Kim, Firefly’s CEO, saw the success of Blue Ghost 1 supporting the company’s broader ambitions as a developer of launch vehicles and spacecraft. “We just opened the whole company up to do things in LEO, MEO, GEO, cislunar, and the Moon,” he said, based on the operations of Blue Ghost 1 while in Earth orbit and in transit to the Moon. “Furthermore, the lander is also scalable to go to Mars.”

The next shot on goal for CLPS is just days away. Last Wednesday, a Falcon 9 launched IM-2, the second Intuitive Machines lander. The design is the same as the IM-1 lander, but with various upgrades to it to address issues from the first mission, like a faulty laser rangefinder that led to the hard landing.

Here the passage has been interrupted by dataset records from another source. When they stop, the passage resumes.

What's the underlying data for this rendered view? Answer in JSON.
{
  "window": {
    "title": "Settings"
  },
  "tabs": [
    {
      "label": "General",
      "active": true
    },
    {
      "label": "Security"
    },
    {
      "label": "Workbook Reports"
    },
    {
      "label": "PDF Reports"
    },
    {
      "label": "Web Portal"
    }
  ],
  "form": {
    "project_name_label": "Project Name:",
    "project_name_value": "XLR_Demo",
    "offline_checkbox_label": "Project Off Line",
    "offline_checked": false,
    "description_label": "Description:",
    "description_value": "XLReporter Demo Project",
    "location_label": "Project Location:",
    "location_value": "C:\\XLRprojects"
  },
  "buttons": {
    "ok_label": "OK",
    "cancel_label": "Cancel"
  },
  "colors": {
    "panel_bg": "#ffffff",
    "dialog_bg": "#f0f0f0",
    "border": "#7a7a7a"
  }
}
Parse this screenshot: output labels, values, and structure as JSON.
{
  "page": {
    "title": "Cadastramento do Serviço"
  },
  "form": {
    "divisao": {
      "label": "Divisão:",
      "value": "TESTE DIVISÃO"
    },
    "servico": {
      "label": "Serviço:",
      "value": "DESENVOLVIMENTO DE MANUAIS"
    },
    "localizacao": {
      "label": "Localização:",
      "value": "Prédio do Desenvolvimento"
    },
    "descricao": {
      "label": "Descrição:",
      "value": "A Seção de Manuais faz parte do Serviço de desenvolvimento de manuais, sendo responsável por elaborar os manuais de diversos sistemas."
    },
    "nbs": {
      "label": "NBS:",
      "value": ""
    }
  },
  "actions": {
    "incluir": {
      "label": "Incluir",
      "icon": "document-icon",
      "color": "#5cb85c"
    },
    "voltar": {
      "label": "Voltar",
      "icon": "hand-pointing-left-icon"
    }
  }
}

“We identified 85 specific things that didn’t go like we wanted to on IM-1,” Trent Martin, senior vice president of space systems at Intuitive Machines, said at a prelaunch briefing last week. That included tests of the laser altimeter. “We’re pretty confident those things won’t happen again.”

There is a bit of a rivalry between the two Texas companies. Immediately after landing, Firefly trumpeted that it was the “first commercial company in history to achieve a fully successful soft-landing on the Moon,” a reference to the hard landing of IM-1 that caused the lander to fall on its side. Houston-based Intuitive Machines, meanwhile, posted congratulations on social media after the Blue Ghost landing: “there are now TWO Texas-made lunar landers on the surface and a third on the way.”

The third, IM-2, is scheduled to land this Thursday, Intuitive Machines confirmed Monday. The landing is scheduled for 11:32 am Central time: better for the circadian rhythms of viewers in North America, perhaps, but not exactly prime time for a concert.